Colonna sonora d'eccezione

La colonna sonora originale del film è del compositore libanese Gabriel Yared, già autore di numerose colonne sonore di successo quali quella per «Il paziente inglese», per cui ha vinto l'Oscar nel 1997, o per «Il talento di Mr. Ripley».

«Era la scelta ideale, essendo di origine libanese come me, ho sempre sentito che potesse comprendere questa storia in modo unico e che ci fosse un elemento medio orientale», spiega Keyrouz.

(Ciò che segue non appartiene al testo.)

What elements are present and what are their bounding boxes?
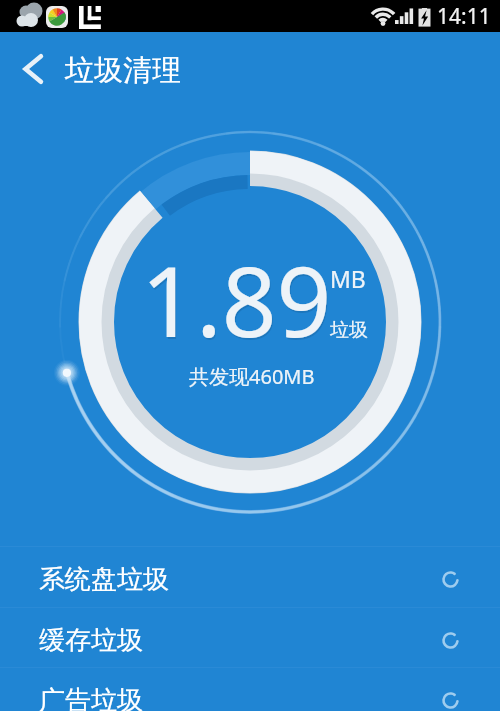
staticText: 缓存垃圾	[39, 624, 143, 657]
staticText: MB	[330, 263, 366, 294]
staticText: 系统盘垃圾	[39, 563, 169, 596]
staticText: 广告垃圾	[39, 684, 143, 711]
button[interactable]: 缓存垃圾	[0, 610, 500, 670]
staticText: 1.89	[142, 236, 333, 367]
button[interactable]: Back	[0, 32, 58, 102]
staticText: 14:11	[437, 2, 491, 31]
staticText: 1.89	[141, 234, 332, 365]
staticText: 垃圾清理	[65, 52, 181, 89]
staticText: 垃圾	[330, 318, 368, 342]
button[interactable]: 系统盘垃圾	[0, 549, 500, 609]
staticText: 共发现460MB	[189, 363, 315, 390]
button[interactable]: 广告垃圾	[0, 670, 500, 711]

A causa del Covid-19, Yared, per la prima volta nella sua lunga carriera, «ha dovuto dirigere l'orchestra basata a Londra da Parigi, con tanto di cuffie e a distanza», afferma Keyrouz.

Nel film la musica gioca un ruolo chiave, vietata dal sedicente Stato Islamico, è nel suo pianoforte e nella musica che il protagonista ripone tutte le sue speranze e quelle del suo popolo.

Speranza e libertà

«La guerra distrugge tutto, non soltanto una città fisicamente ma anche i sogni», afferma Keyrouz, «ma l'importante è non perdere la speranza, è quello che fa Karim nel film si batte per non perdere questa speranza e continua a suonare». «Il potere unificatore che hanno la musica e l'arte è universale», indica Keyrouz. «Creare arte e musica necessita una certa libertà d'espressione, cosa a cui i regimi totalitari si oppongono», spiega il regista.

«Bisogna battersi per la libertà di espressione», ribadisce. Il protagonista del film Karim «ha dei sogni come tutti noi e si batte per raggiungerli».

Attualmente il regista libanese sta lavorando a diversi progetti, fra questi un secondo lungometraggio sull'ambiente scritto da lui, un altro film su una missione di salvataggio di bambini che ha co-scritto come regista e sta preparando anche una serie TV sulla corruzione, spiega. «Non si svolgono in Medio Oriente ma un po' dappertutto nel mondo», prosegue.

«Ho vissuto gran parte della mia vita in Libano, ho passato sette anni a New York e sono spesso in Europa, sono anche un po' messicano e imparo lo spagnolo», un bagaglio culturale che Keyrouz porta con sé ovunque va.